Whether you already have experience of dog ownership, are a new dog owner or are about to be a dog owner, then training your dog is one of the most important aspects you need to consider. Likewise if you currently have a dog with behavior problems, then dog training is essential.

However, knowing you need to train your dog and actually training your dog are two entirely different things. Just where do you start?

To successfully train your dog, you need to consider and understand some key facets of dog behaviour. Knowing and understanding these 5 facets will greatly improve your dog training.

1. The origins of dogs. Dogs are in essence descended from modern day wolves. While domestication has dampened or eliminated many traits, some key natural instincts still remain. Like wolves, dogs are pack animals. What does this mean?

Well, there are several traits that derive from being a pack animal. The important ones when it comes to training are dogs are naturally sociable, they are used to routine and they are used to a social structure (i.e. the famed alpha male).

As sociable animals dogs thrive on the interaction with other dogs. A dog does not consider you as a human but rather a funny looking dog. Therefore, dogs thrive on the interaction with you. Just like a wild wolf, rejected by the pack, if you starve a dog of this interaction, they will become unhappy and very agitated.

When it comes to training, you can use this to reward or punish your dog. Interacting with your dog (e.g. patting, encouraging/excited talk, etc) can be as much of a reward as treats of food. Similarly, ignoring your dog (e.g. turning your back, stern talk, putting them in another room, etc) can be a harsh punishment for a dog. Its definitely better than smacking them.

As with all animals (including humans), dogs thrive on routine. If they know what and when they are likely to be doing certain things, then they are relaxed and comfortable. They know what to expect and are not confused by ever changing circumstances.

Training should also stick to a routine. Decide when the best time of the day is best for you to train your dog and stick by that time as rigidly as possible. Your dog will soon get into a routine of expecting to be trained at say 3pm every day and will be prepared for when training time comes. If your dog is ready and expecting to be trained, then it goes without saying that they will actually train better.

Within a pack there is always the alpha male. The dog that leads the pack, protects the pack and ultimately ensures the pack is fed and survives. As mentioned, a dog sees you as a funny looking dog and not a human. To be a good dog owner you absolutely need to be the alpha male. How many nature programs have you seen where the alpha male is being challenged by one of the other would be alpha males? Likewise, your dog will be challenging you to be the alpha male – this is a natural instinct for them.

You must establish yourself as the alpha male from the beginning. Providing food, interaction, punishing bad behaviour, body and vocal language all go towards asserting yourself as the alpha male. If your dog does not consider you as the alpha male, then they will not listen or act on your training instructions.

2. A dog’s memory. We all know that goldfish have short memories. However, you may be surprised to know that dogs also have short retention memories. If you could tell your dog something, it is likely that by the next day or a few hours later, they will have forgotten. On the other had (or paw) dogs do have incredibly good associated memory. This basically means that if your dog can associated something with what you tell it then it will likely remember what you told it for years to come.
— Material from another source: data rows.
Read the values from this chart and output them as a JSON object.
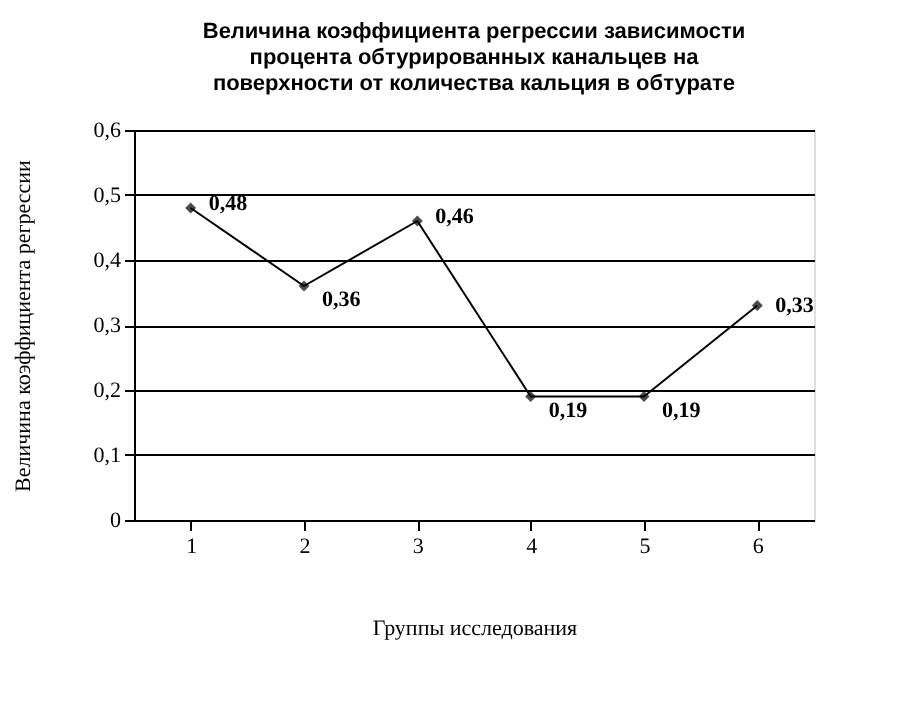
{
  "chart_data": {
    "type": "line",
    "title": [
      "Величина коэффициента регрессии зависимости",
      "процента обтурированных канальцев на",
      "поверхности от количества кальция в обтурате"
    ],
    "xlabel": "Группы исследования",
    "ylabel": "Величина коэффициента регрессии",
    "categories": [
      "1",
      "2",
      "3",
      "4",
      "5",
      "6"
    ],
    "series": [
      {
        "color": "#000000",
        "values": [
          0.48,
          0.36,
          0.46,
          0.19,
          0.19,
          0.33
        ],
        "value_labels": [
          "0,48",
          "0,36",
          "0,46",
          "0,19",
          "0,19",
          "0,33"
        ]
      }
    ],
    "ylim": [
      0,
      0.6
    ],
    "yticks": [
      {
        "value": 0,
        "label": "0"
      },
      {
        "value": 0.1,
        "label": "0,1"
      },
      {
        "value": 0.2,
        "label": "0,2"
      },
      {
        "value": 0.3,
        "label": "0,3"
      },
      {
        "value": 0.4,
        "label": "0,4"
      },
      {
        "value": 0.5,
        "label": "0,5"
      },
      {
        "value": 0.6,
        "label": "0,6"
      }
    ],
    "grid": "y",
    "marker": "diamond",
    "line_style": "solid"
  }
}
For example if you told your dog (assuming you could speak doggy language) that the chocolate biscuits were in the cupboard your dog would probably forget this within a few hours. However, if you showed your dog where the chocolate biscuits were, repeating the words ‘chocolate biscuits’, every time you said ‘chocolate biscuits’ it would probably go straight to the cupboard. It may also search the cupboard every few hours for the rest of its life looking for the chocolate biscuits but that’s not the point.

Therefore, when training your dog you need to associate the training topic with something. For example: if you are teaching your dog to sit. If you associate the word ‘sit’ by getting your dog to physically sit and then giving them a reward. Repeat this a few times and soon your dog will associate your command ‘sit’ with it physically sitting and then getting a reward. The difficult bit is disassociating the reward – ask yourself why almost every dog will naturally sit when you have food in your hand?

3. Doggy language. Despite comments above, we cannot speak doggy language and dogs cannot speak our language. This is important when it comes to training. You have to choose words for commands that both you and your dog will remember. Be careful not to choose very common words or else your dog will be easily confused when this word keeps appearing within the middle of a sentence. A common word often used in training dogs is ‘come’. For this example, it may be better to use a slang version or combine ‘come here’ into a single short word.

The important thing is that when you decide on a word for a command to stick with it and be consistent, otherwise your dog will become confused.

I know it can be difficult, especially if you come home to your new TV pulled off the cabinet, to always use pre-selected words when talking to your dog. Your dog does not speak human language and will only know what those few words you have trained it with are (and the tone you have used). So if you start using other words or different tones your dog will not understand.